Cさんへ:私が書いているのは、「明るい係長講座」であって、「とても素晴らしい上司講座」でも、「とんでもない上司講座」でもありません。申し訳ありません。
さて、蛇足のアドバイスですが、そのような立派な上司に出会ったら、2度は反論しても良いですが、それ以上は辛抱するか、辞表を書くか、いずれかを選択してください。あなたは、上司を変えることはできないのです。もしあなたに、住宅ローンが残っているのなら、我慢することをお勧めします。
愚痴を言っても、状況は変わりません。将来、あなたが上司になった時に、あるいは現在の部下に対して、同じようなことをしないように、心がけましょう。今日も、あなたの部下は、あなたの悪口を言っているかも知れません。
ところで、あなたには信じがたいでしょうが、その「優秀な」上司は、あなたのことを、「なんで、できが悪いのだろう」と、思っているはずです。人間は、すべからく天動説ですから。
もっとも、あなただけでなく、部下全員がそう思われているので、心配はありません。

続上司の仕事:新しい価値の創造

上司の仕事として、戦略を立てることを説明しています。今日は、少し違う角度から説明しましょう。それは、仕事の「効率化」と、新しい「価値の創造」とは別だということです。
民間企業を例にすると、わかりやすいでしょう。効率化は、現在与えられた仕事と組織を前提にして、どうしたら「少ない労力」で「良い結果」を出すことができるかです。民間企業で「コストカッター」と呼ばれる人が、象徴です。
行政組織の効率化も、ここに入ります。やっている仕事をより少ない人数と予算で行うこと、さらには、時代遅れになった仕事をやめることです。民間企業と比べ、官庁の場合は、売り上げ・利益・他社との競争がないため、効率化は進まないことが多いです。組織にとっても、上司にとっても、効率化のインセンティブが働かないのです。予算や定数を増やした方が、高く評価されることすらあります。

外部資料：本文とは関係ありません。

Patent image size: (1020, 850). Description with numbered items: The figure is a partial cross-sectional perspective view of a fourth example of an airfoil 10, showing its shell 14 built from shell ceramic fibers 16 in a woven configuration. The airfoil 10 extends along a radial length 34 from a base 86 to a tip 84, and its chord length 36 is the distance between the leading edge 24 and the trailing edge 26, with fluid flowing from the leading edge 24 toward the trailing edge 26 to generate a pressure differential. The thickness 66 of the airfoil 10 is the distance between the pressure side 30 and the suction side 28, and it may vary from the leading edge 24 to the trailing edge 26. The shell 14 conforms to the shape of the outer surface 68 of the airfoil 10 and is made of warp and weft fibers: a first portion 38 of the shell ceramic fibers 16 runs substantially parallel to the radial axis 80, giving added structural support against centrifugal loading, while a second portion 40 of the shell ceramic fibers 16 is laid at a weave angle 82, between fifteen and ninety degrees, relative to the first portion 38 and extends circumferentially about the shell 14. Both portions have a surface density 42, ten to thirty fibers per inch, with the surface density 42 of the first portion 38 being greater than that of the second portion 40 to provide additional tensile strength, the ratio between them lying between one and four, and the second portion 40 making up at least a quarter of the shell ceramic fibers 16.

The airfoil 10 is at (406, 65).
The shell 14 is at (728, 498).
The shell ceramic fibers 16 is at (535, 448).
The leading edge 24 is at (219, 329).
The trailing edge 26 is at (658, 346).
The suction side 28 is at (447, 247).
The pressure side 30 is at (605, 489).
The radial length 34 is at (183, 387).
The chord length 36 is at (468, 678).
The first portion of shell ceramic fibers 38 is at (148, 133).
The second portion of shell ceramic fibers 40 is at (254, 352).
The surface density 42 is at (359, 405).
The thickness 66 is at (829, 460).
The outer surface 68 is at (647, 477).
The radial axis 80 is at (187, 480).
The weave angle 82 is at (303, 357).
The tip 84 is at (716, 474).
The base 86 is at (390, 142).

官庁の管理職にとって、効率化は重要な任務です。しかし、それだけでは、管理職として不十分です。
企業の場合、新しい製品や新しいサービスを提供しないと、企業は生き残れません。コストカッターだけでは、企業は成功しないのです。
官庁の場合、任務は法律で決まり、内閣や大臣から与えられます。しかし、官僚は与えられた仕事を執行するだけが、任務ではありません。環境の変化を読み、新しい課題にどう対応するかを、考える必要があります。
社会の環境は、どんどん変わっていきます。公務員が担っている仕事の重要性は変わらなくても、新しいより重要な課題が出てくると、その仕事の相対的重要性は低くなります。
各課長はそれぞれの仕事を、「世の中で最も重要な仕事」と考えて、取り組んでいます。それは、尊重しましょう。しかし、局の任務が変化している時、従来通りの仕事をしていては、国民の期待に応えることはできません。これまでにない課題を発見し、部下に指示する。これも、上司の重要な役割です。
その際に、予算や人員には限りがあるのですから、古い仕事で優先順位の下がったものは、切り捨てる必要があります。課長が自分で、自分の仕事を切り捨てることは、できません。上司が、指示をする必要があるのです。

続上司の仕事:状況対応型と予測準備型・戦略実行型

昨日に続き、上司の仕事(戦略を立てること)を、書きます。
問題が起きたり指摘を受けてから、考えて対応するのが、「状況対応型」です。受け身の姿勢、待ちの姿勢です。追い込まれてから、あわてて動きます。しばしば、その場しのぎの対応になります。「状況対応型」などと、きれいな名前をつけましたが、簡単に言うと、「な~んも考えていない上司」「出たとこ勝負の組織」です。
これと反対なのが、「予測準備型」です。事前に、これからどのようなことが起きるか、どのように行動すると良いかを予測し、対応方針を決めておきます。達成するべき目標に向かって準備する場合は、「戦略実行型」になります。
予測準備型と戦略実行型において、上司の能力が問われます。どのような事態を予測するか、どのような目標を立てるかは、上司の責任です。これは、部下に任すことはできないのです。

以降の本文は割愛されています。